Japanese Woodprints Were an Inspiration
Katsushika Hokusai, Fuji from the Katakura Tea Fields in Suruga from the series “Thirty-six Views of Mount Fuji” (1830–1832). Collection of the Metropolitan Museum of Art.
One thing Cézanne’s many depictions of Mont Sainte-Victoire share is an aerial, birds-eye perspective. This strategy, many art historians believe, was directly inspired by Japanese Ukiyo-e prints, which were wildly popular in France at the time.
In 1913, the German art historian Fritz Berger first noted that Cézanne’s approach to perspective might seem to be inspired by 19th-century Japanese artist Utagawa Hiroshige’s series of wood prints “Fifty-three Stations of the Tokaido” from the mid-1800s. Though many believed that Japonisme in Cézanne’s work was primarily filtered through the influence of Monet, the art historian Hidemichi Tanaka argues otherwise, noting that Camille Pissarro, Cézanne’s mentor, was familiar with Hiroshige prints and likely introduced them to Cézanne directly.
Paul Cézanne, Montagne Sainte-Victoire(1904-1906). Collection of the Musée D’Orsay.
What’s more, Cézanne was known to have studied contemporaneous art historian’s Joachim Gasquet’s books on both Japanese artists Kitagawa Utamaro and Katsushika Hokusai. Hokusai’s “Thirty-six Views of Mount Fuji” stand as an obvious parallel to Cézanne’s Mont Sainte-Victoire series.
“It was not just the composition of Mont Sainte-Victoire paintings but also the very idea of a series of views of a specific mountain which seem to have been derived from Hokusai’s view of Fuji. Before Cézanne, no European had executed a long series of views of a single mountain,” Hidemichi Tanaka writes.
Yet Cézanne’s approach was not without innovation. In fact, whereas Ukiyo-e prints depended by their nature on the strength of outlines, Cézanne adopted a “tache” approach, in which distinct lines are all but done away with.
The Mountain Became Emblematic of the Artist’s Own Legendary Status
Maurice Denis, La visite à Cézanne. Courtesy of Wikimedia Commons.
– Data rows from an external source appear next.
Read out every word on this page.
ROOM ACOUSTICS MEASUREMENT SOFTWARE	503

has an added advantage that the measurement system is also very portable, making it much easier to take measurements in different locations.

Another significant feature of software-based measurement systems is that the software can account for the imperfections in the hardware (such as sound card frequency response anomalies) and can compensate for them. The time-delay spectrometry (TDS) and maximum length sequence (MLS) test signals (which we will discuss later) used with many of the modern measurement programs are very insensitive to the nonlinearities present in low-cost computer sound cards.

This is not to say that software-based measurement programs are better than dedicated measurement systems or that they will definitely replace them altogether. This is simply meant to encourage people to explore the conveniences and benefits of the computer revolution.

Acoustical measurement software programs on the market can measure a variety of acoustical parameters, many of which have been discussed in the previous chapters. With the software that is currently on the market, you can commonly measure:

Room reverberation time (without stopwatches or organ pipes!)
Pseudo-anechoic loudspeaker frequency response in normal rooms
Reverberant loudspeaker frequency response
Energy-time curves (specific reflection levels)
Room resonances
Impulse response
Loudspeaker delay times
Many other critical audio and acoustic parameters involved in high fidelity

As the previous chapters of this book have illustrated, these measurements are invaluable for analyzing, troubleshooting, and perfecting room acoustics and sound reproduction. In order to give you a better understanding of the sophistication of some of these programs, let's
The majority of Cézanne’s depictions of Mont Sainte-Victoire come from the last years of the artist’s life: 1902, when he established his studio in Aix, until his death in 1906. By those years, the artist, who had been rejected from salons earlier in his life, was already beginning to be heralded as one of the great artists of his generation.
Simultaneously, however, Cézanne had begun to retreat from public view, living almost hermetically (save visits from other artists) in the mountains. And as the artist’s living legend grew, so too did his association with the mountain itself—and not without the artist’s own mythologizing.
Indeed, Cézanne emphasized a kind of cosmic connection to the mountain—the historian Joachim Gasquet recalled of a conversation in which Cézanne purportedly exclaimed: “Look at Ste.-Victoire. What élan, what an imperious thirst for the sun, and what melancholy, in the evening, when all this weightiness falls back to earth… These masses were made of fire. Fire is in them still.”
Cézanne, who had struggled through periods of great depression and doubt throughout his career, continued to paint, but shut off from the world, his depictions of Mont Sainte-Victoire became a kind public stand-in for the artist himself—inaccessible, distant, but nevertheless admired.